Tatoeba / tatoeba2

Tatoeba is a platform whose purpose is to create a collaborative and open dataset of sentences and their translations.
https://tatoeba.org
GNU Affero General Public License v3.0
704 stars 132 forks source link

Add More Fields (Columns) to the https://tatoeba.org/en/vocabulary/add_sentencespage, and ... #2886

Open ckjpn opened 2 years ago

ckjpn commented 2 years ago

The Requested Feature

Add More Fields (Columns) to the https://tatoeba.org/en/vocabulary/add_sentencespage to allow members to sort in a way that would be the most useful for them.

Additional Ideas (Just Brainstorming Possibilities...)

Related Feature Requests

LBeaudoux commented 2 years ago

@ckjpn Thank you for this overview. As it is, the "vocabulary request" feature is obviously not satisfactory and several of us have made suggestions to improve it.

But the more I think about it, the more it seems weird to ask other users to add sentences that you could easily add yourself. Instead, we should encourage learners to add sentences when a word they are interested in is not adequately covered. Native speakers would then simply proofread these sentences. This would be a win-win situation, especially for the developers who could drop this feature and focus on more useful improvements.

alanfgh commented 2 years ago

Instead, we should encourage learners to add sentences when a word they are interested in is not adequately covered. Native speakers would then simply proofread these sentences.

While this idea has its merits, I don't think it covers every scenario. Not everyone who requests sentences containing specific vocabulary is sufficiently comfortable in the language to write the sentences themselves. Some have such a low level of proficiency that any sentences they would write might not be clearly understood by proofreaders. And some languages don't even have native speakers at Tatoeba who can proofread them (or are willing to do so). There are also the problems of segregating the unproofread sentences, making native speakers aware of their existence in a way that is not as overwhelming and stagnant as what we currently do with the vocabulary requests, and finally moving them into the pool of accepted sentences. I feel that dropping the vocabulary request feature altogether does not solve these problems; it just moves them elsewhere.
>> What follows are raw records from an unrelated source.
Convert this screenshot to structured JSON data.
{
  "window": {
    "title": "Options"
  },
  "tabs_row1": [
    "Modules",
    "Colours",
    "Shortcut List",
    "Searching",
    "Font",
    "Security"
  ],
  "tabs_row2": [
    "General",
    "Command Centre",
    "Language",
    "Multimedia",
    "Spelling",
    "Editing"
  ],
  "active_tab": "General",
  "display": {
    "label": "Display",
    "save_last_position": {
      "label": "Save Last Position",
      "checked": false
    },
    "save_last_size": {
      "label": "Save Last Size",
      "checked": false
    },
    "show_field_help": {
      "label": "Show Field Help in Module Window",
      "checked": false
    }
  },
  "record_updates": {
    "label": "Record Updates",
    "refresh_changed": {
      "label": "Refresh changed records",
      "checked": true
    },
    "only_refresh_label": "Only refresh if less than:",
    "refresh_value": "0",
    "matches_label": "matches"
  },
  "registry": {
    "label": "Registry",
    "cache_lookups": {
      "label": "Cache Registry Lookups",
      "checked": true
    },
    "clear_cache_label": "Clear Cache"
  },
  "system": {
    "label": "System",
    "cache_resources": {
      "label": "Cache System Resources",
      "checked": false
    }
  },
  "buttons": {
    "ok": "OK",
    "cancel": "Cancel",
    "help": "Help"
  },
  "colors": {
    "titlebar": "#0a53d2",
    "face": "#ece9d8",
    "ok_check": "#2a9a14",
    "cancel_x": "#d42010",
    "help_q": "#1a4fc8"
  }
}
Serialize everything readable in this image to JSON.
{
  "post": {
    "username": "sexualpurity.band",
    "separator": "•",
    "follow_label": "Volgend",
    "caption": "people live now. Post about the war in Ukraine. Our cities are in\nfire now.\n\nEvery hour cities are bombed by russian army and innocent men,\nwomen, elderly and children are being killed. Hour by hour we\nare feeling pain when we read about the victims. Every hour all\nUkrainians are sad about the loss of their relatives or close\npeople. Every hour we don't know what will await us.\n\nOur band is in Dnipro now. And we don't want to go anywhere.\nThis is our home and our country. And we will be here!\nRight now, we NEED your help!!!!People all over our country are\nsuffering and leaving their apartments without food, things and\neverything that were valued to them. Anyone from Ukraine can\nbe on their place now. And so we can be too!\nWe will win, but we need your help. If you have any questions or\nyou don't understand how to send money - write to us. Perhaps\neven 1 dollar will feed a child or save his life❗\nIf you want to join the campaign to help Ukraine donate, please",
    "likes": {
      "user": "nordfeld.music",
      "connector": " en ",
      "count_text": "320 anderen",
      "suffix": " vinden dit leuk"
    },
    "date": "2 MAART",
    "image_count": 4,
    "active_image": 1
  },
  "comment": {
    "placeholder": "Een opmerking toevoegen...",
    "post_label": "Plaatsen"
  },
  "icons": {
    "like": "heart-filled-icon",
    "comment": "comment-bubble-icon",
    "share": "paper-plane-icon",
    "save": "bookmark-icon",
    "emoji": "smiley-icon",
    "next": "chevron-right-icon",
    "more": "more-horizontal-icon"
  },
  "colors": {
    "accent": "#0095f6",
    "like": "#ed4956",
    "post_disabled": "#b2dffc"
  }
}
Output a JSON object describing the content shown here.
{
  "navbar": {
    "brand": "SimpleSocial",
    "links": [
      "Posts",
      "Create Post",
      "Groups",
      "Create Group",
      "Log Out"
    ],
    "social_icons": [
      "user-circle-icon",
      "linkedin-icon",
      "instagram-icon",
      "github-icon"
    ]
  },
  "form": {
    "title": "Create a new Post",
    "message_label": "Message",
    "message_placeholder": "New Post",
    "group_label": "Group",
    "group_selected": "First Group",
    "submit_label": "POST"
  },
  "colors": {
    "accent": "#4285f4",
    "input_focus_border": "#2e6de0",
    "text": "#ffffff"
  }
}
LBeaudoux commented 2 years ago

Not everyone who requests sentences containing specific vocabulary is sufficiently comfortable in the language to write the sentences themselves.

I agree that it is often difficult for a learner to produce sentences from scratch. But I think a simpler and more reliable method is to start with an actual sentence and then simplify it. Following the recommendations in this guide is also very important.

There are also the problems of segregating the unproofread sentences, making native speakers aware of their existence in a way that is not as overwhelming and stagnant as what we currently do with the vocabulary requests, and finally moving them into the pool of accepted sentences.

Unlike vocabulary requests, the sentence review workflow is exactly the kind of core feature that we should focus our attention on.

I increasingly think that if we spend so much time here talking about vacabulary requests, it is not because it has potential but rather because it is obviously flawed and difficult to fix. Several years have passed, and it doesn't seem reasonable to me to keep such a frustrating feature in the production branch.

In the long run, it might be more productive to export an anonymized list of current vocabulary items each week. Those interested could then download this data, and even integrate it into third-party applications.

ckjpn commented 2 years ago

I increasingly think that if we spend so much time here talking about vocabulary requests, it is not because it has potential but rather because it is obviously flawed and difficult to fix.

I somewhat agree with this. However, if we are going to have this vocabulary request function, something should be done to make it more useful than the way it is now.

In the long run, it might be more productive to export an anonymized list of current vocabulary items each week.

I would like to see this data exported.

For languages that have had a lot of research done on the frequency of use of vocabulary items, instead of vocabulary requests or even tools like Tatominer, it would likely be more useful to supply lists of words on high-frequency lists that are not yet covered by sentence examples in the Tatoeba Corpus.

LBeaudoux commented 2 years ago

it would likely be more useful to supply lists of words on high-frequency lists that are not yet covered by sentence examples in the Tatoeba Corpus

There are indeed many ways to identify words or sentences that deserve our attention. Each approach has its pros and cons. That's probably another reason why selecting one and hard-coding it into tatoeba2 causes discontentment.

Tatoeba should just periodically release valuable signals such as search queries and bookmarked vocabulary. Interested third-party developers could then code their apps at their own pace and with the technology stack of their choice. After some feedback from the community, the 'inspirational apps' that find an audience could join Tatominer and be highlighted on Tatoeba.

I now sincerely believe that we have to help the very few tatoeba2 developers by allowing them to focus on the transactional features that only they can improve. Most things related to data analysis can just as well be done elsewhere.